曖昧ハート

 「……なに?」

 「いや。村田も男なのねと思って」

「は?」

「そう言えば、私、村田のことが好きだった時期があったわ」

 「いつ?」「小4くらい」


 首を傾げた村田にポツリと零す。子供の頃の淡い気持ち。好きだった理由なんて“優しい〜”とか、そんな単語1個しか出てこない。だけど、私、目を細めてるこの顔が確かに好きだった。スッカリ忘れてたけど。



 「ふーん」
「どうする?焼け木杭に火でも点けてみる?」「はぁ?」
 「今頃、彼氏もギャルと密会ナイトパーティーの真っ最中だし。こっちもこっちで楽しもうよ」


 バカなことを言って離れようとする村田にジリジリ近寄る。

 アルコールの所為。貴ちゃんだって浮気してるし、お相子。なんて言い訳を頭の中で考えてる時点で私も結構悪い女だ。

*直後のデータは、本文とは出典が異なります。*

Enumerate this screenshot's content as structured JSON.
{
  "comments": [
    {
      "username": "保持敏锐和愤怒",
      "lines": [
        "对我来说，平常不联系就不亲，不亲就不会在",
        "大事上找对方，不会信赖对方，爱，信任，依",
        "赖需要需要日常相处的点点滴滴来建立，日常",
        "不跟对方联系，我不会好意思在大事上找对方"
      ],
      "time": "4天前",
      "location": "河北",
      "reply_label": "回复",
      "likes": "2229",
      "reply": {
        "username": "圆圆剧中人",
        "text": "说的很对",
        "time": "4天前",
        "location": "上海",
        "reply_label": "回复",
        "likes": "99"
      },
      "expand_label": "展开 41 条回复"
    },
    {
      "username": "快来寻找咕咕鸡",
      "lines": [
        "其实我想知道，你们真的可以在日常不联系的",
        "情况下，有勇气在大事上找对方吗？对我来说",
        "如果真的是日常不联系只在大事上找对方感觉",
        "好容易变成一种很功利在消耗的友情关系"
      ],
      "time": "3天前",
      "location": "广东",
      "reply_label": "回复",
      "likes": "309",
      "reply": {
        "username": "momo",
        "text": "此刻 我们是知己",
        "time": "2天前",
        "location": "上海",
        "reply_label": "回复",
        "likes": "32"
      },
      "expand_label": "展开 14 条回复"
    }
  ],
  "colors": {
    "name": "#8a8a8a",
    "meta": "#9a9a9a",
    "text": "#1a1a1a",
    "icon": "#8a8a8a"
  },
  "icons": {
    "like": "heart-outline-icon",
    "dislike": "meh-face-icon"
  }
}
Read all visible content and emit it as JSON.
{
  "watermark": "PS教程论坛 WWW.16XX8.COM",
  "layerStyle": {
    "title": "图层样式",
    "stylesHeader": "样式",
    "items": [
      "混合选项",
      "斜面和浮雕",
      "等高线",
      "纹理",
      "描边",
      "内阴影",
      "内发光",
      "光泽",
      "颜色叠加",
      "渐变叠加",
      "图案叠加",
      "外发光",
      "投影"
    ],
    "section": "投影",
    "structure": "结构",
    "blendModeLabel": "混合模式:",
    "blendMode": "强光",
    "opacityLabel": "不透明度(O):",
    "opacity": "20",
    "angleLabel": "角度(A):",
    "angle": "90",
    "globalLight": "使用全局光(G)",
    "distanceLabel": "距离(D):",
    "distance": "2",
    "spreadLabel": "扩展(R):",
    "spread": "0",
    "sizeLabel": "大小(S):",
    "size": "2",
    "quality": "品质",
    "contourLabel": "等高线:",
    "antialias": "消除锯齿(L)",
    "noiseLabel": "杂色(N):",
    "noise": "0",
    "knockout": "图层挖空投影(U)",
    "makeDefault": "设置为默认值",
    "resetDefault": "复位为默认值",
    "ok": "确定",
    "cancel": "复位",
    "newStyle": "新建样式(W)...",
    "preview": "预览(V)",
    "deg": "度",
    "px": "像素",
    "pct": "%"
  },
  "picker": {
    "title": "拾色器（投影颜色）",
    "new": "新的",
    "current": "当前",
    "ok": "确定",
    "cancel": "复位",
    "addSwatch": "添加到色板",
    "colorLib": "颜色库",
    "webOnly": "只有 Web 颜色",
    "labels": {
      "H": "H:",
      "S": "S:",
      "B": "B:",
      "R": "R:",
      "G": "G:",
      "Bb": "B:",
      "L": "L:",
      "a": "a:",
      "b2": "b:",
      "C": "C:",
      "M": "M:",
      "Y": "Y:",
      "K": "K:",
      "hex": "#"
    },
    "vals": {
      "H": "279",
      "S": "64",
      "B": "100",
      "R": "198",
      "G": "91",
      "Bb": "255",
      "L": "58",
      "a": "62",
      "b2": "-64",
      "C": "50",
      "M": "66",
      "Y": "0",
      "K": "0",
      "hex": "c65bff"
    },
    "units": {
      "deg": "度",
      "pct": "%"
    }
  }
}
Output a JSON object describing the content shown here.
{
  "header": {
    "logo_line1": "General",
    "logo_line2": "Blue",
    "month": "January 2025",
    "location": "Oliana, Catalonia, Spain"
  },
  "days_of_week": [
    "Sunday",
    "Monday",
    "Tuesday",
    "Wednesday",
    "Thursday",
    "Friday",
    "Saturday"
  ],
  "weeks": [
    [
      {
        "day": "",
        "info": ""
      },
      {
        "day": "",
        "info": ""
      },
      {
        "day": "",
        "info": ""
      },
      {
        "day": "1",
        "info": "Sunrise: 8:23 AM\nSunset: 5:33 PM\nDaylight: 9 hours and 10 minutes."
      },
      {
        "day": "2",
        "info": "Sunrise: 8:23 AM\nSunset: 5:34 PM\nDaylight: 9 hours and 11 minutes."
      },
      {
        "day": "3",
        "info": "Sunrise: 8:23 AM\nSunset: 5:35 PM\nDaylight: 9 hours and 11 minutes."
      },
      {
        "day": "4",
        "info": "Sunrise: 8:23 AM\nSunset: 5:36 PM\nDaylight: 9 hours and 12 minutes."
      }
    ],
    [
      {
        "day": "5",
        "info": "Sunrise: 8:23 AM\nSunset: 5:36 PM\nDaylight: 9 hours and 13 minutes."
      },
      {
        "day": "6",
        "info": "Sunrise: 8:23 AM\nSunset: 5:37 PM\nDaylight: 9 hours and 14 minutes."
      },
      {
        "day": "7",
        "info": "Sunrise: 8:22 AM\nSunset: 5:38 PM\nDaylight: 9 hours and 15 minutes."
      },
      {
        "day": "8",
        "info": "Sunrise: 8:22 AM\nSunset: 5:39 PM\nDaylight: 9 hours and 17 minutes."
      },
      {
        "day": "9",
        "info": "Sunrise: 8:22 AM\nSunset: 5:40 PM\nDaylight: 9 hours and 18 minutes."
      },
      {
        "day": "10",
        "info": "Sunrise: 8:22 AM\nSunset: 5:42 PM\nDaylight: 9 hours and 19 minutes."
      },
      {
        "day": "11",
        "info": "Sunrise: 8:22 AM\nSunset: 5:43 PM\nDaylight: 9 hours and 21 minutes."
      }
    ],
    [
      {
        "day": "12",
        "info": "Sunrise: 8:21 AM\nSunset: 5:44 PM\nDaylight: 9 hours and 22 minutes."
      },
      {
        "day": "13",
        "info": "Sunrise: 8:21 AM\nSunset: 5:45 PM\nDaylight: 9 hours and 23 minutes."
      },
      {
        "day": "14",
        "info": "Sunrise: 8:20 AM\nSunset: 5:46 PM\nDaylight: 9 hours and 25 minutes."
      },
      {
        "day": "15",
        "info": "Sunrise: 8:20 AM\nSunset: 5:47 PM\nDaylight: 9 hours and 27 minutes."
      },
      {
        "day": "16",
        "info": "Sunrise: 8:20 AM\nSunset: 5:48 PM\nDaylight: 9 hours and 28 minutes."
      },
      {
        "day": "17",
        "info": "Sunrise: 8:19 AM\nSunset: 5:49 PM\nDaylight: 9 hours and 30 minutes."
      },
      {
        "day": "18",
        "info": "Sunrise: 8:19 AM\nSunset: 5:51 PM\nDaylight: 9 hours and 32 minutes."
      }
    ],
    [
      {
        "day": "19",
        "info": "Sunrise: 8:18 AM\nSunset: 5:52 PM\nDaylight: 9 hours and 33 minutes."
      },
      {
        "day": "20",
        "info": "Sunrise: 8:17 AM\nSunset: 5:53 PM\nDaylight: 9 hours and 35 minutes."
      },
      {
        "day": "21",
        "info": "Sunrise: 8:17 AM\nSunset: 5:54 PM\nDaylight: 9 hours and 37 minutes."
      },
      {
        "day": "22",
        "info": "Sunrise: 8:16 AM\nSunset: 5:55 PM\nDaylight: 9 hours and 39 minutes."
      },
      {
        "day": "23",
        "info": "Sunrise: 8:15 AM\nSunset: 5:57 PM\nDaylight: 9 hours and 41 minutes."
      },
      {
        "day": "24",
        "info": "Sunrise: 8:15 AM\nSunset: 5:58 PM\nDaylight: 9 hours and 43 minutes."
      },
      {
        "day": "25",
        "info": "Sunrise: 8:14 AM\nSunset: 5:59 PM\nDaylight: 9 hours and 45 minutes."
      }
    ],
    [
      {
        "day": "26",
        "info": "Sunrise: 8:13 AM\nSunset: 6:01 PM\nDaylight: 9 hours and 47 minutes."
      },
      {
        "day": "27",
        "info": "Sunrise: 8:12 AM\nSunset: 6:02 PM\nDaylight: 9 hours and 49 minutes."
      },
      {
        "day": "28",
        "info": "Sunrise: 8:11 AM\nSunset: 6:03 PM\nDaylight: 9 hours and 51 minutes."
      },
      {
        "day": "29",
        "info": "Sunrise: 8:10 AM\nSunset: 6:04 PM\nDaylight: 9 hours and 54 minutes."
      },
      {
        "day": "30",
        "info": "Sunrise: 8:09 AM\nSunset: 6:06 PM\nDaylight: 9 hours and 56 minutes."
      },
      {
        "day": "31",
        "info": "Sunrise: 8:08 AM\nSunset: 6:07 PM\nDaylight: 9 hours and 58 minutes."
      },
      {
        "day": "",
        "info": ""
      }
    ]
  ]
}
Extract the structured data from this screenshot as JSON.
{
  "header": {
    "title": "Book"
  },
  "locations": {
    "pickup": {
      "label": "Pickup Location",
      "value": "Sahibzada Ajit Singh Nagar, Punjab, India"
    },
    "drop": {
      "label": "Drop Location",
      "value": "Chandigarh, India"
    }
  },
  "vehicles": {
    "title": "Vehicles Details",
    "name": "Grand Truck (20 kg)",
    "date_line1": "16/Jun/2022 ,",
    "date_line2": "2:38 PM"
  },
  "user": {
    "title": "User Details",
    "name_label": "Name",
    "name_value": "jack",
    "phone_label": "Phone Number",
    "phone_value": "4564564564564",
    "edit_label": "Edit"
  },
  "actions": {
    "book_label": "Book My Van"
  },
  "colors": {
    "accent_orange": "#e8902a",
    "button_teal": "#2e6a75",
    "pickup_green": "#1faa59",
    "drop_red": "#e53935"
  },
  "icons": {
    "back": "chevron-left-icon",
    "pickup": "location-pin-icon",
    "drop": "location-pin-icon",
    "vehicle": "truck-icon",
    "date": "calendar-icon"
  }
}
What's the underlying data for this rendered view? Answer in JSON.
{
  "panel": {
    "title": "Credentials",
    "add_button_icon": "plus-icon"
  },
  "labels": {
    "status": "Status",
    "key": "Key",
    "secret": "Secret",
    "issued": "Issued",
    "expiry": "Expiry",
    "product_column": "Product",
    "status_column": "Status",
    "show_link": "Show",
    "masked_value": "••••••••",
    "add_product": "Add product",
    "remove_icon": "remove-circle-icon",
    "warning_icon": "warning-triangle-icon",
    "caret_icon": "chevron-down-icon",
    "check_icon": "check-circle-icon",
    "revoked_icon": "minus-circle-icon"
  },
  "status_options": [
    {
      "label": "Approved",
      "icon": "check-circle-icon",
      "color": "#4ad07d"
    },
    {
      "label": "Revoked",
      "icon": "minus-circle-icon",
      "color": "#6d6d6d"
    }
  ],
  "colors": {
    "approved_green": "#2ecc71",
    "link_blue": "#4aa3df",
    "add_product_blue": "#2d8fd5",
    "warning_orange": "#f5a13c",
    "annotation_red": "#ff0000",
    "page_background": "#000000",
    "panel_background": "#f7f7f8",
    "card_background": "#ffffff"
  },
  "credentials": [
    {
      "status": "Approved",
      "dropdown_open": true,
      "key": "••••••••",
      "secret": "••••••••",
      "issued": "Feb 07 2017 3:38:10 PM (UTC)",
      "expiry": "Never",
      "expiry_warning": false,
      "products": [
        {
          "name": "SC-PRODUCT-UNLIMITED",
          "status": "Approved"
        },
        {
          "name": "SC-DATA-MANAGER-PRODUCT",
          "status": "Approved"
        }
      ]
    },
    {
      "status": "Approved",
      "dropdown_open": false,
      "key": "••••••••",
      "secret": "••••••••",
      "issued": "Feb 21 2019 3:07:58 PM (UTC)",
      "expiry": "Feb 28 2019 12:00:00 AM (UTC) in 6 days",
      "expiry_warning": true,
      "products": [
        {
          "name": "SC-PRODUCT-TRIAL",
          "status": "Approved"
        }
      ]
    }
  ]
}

 適当なこと言ってるけど、本音を言えば興味本位。友情の壁を超えたら村田がどう変わるのか見てみたい。

 それに半ば自棄もある。向こうもやってるし、私もって。

 いーや、全部言い訳。好きな気持ちを思い出したら無性にちょっかいを掛けたくなった。これぞ正に動物の本能。